How can we start conversations with our loved ones, even if they feel shameful about the subject, to normalise speaking about menstruation?
“Don’t beat around the bush – talk about it. Let me give you an example: I’m the eldest of my two younger sisters who will be starting their period soon. I walked her through the process of it and she said she was scared. I reassured her she had nothing to worry about,” explains Sakshi.
“Despite being the only male in the family, my dad was super supportive and on-board with me starting BamPads! I loved that he was asking questions such as, ‘What’s a panty liner?’ and ‘How do pads work?’ It shows that he’s willing to learn more and I’m sure there are so many other people out there who are too. It’s just our society being restrictive. At this point, talking about periods is a very comfortable topic between me and my dad,” says Sakshi.
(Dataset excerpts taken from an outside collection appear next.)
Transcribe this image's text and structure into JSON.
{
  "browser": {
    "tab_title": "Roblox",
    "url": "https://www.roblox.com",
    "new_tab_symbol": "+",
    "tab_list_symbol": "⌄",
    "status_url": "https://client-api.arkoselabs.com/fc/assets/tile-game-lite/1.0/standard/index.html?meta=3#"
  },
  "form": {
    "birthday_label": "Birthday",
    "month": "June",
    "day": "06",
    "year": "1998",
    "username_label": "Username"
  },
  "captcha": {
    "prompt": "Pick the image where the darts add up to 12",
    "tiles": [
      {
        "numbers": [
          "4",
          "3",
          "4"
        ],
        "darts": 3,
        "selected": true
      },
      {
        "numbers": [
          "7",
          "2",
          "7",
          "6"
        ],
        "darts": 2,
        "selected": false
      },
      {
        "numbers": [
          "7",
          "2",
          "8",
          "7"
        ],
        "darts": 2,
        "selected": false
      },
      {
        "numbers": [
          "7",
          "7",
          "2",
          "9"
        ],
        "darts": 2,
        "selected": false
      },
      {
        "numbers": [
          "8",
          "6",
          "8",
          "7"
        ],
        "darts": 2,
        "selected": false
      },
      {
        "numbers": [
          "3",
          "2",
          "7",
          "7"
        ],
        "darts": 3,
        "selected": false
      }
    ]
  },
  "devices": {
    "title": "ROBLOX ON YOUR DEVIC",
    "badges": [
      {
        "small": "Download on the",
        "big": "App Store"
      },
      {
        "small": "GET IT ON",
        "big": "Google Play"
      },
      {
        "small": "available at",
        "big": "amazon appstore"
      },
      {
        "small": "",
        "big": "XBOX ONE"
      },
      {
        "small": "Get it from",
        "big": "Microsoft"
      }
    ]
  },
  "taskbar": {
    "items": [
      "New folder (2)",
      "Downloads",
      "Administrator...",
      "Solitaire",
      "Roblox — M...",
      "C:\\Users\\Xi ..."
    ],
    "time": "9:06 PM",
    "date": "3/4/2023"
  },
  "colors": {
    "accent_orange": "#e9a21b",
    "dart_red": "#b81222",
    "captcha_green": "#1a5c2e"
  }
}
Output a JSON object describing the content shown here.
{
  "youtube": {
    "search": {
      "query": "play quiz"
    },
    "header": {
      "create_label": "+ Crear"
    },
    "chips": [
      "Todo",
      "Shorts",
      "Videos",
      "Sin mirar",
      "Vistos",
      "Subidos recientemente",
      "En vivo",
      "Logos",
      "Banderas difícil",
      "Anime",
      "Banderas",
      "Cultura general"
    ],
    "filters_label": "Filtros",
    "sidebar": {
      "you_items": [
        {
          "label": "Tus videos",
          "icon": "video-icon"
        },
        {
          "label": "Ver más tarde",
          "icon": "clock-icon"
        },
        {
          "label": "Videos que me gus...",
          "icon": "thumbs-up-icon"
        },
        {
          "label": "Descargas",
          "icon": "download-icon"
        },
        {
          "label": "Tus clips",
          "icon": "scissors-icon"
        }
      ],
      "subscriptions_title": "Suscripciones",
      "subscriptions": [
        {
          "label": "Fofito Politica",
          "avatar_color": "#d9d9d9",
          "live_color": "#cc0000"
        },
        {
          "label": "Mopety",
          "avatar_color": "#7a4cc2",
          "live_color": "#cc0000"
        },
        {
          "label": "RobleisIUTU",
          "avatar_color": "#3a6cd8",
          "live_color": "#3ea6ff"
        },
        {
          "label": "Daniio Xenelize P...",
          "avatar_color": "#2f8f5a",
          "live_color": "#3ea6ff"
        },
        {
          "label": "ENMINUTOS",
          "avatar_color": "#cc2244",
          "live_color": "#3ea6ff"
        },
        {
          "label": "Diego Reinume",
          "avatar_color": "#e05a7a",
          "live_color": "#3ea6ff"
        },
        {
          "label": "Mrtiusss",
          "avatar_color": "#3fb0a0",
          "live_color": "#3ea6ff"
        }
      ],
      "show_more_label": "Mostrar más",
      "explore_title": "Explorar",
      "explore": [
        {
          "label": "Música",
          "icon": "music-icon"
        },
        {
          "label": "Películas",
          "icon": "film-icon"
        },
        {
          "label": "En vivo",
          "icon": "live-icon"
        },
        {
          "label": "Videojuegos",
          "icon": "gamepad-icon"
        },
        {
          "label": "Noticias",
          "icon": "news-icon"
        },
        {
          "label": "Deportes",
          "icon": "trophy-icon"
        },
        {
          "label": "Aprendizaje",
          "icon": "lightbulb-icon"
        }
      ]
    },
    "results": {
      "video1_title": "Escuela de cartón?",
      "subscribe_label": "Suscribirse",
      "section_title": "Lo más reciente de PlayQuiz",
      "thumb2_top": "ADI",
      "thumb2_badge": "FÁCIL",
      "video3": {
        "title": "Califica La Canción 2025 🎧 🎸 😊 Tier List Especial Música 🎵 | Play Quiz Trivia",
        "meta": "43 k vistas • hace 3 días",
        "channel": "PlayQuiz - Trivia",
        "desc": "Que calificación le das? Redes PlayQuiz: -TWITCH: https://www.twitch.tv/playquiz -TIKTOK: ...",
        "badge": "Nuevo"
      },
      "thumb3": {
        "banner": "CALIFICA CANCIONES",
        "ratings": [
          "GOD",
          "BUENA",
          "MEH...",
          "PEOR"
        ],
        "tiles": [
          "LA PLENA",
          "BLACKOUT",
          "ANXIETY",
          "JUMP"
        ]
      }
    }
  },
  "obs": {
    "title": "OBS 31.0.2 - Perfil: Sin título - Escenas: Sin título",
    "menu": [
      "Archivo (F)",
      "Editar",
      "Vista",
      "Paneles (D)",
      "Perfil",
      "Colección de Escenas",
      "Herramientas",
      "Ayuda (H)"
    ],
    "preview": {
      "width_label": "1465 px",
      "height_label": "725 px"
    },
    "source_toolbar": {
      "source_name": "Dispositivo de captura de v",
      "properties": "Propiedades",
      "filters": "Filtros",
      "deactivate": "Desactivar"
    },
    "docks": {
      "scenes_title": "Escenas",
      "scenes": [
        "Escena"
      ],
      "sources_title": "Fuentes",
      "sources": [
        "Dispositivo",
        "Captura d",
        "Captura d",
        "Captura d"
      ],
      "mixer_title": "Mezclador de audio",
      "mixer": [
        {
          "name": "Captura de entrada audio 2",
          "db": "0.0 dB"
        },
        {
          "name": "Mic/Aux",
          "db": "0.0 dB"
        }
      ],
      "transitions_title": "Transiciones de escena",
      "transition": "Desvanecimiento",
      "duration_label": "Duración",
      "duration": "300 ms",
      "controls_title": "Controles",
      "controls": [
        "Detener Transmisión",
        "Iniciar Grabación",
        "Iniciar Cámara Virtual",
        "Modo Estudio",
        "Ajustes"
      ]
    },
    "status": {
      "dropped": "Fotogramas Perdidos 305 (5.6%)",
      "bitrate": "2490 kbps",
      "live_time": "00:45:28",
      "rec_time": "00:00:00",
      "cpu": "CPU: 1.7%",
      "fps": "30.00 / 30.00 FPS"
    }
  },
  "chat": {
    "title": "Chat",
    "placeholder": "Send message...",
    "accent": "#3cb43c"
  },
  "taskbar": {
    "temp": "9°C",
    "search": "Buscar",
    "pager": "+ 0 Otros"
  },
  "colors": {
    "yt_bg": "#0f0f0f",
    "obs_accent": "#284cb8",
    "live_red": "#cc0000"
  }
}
Neha adds, “A few months ago, I was walking with my boyfriend and he slipped and started bleeding really badly. I had a panty liner in my bag and told him to stick this on since there was no first aid nearby. It was something he had a bunch of questions about – but again, he was learning something new because we were talking about it. I’ve also played period bingo with my boyfriend and he scored pretty well: 80%!” She continues, “When I have my period, I get moody, bad cramps, and this is something I will voice out in front of my loved ones. Pointing out these little things can make such a huge difference.”
Sakshi finishes, “This reminds me of the time when I was back in India and since I didn’t know what a pad was I told my grandma: ‘Did you know mum still wears diapers?’”
What can we look forward to Bampads! doing with your workshops?
Neha says, “Going forward, that’s what we’ll be doing [workshops]. With refugees, it’s a complicated situation. Additionally, instead of giving out pads in mass, we will have small groups of 10 and before giving it to them, they can fill a form so we can learn if they’re interested in knowing more or not so we’re not wasting our resources.”
What is BamPads! hoping to achieve in the future?
Sakshi finishes, “We are working on explaining the basic anatomy of menstruation workshops. I’m a big advocate for education- I consider myself incredibly lucky that I was able to receive the education I did. Unfortunately, not a lot of girls are able to do that back home in India or in other parts of the world. Some people in villages don’t even know what periods are to begin with. In some cities around the world, a woman is expected to drop out of school once she starts bleeding. She’s considered a woman and she’s married off. She’s considered more of a liability than an asset just because she bleeds. Every girl deserves the right to equal education as boys get. Only then, our world will progress.”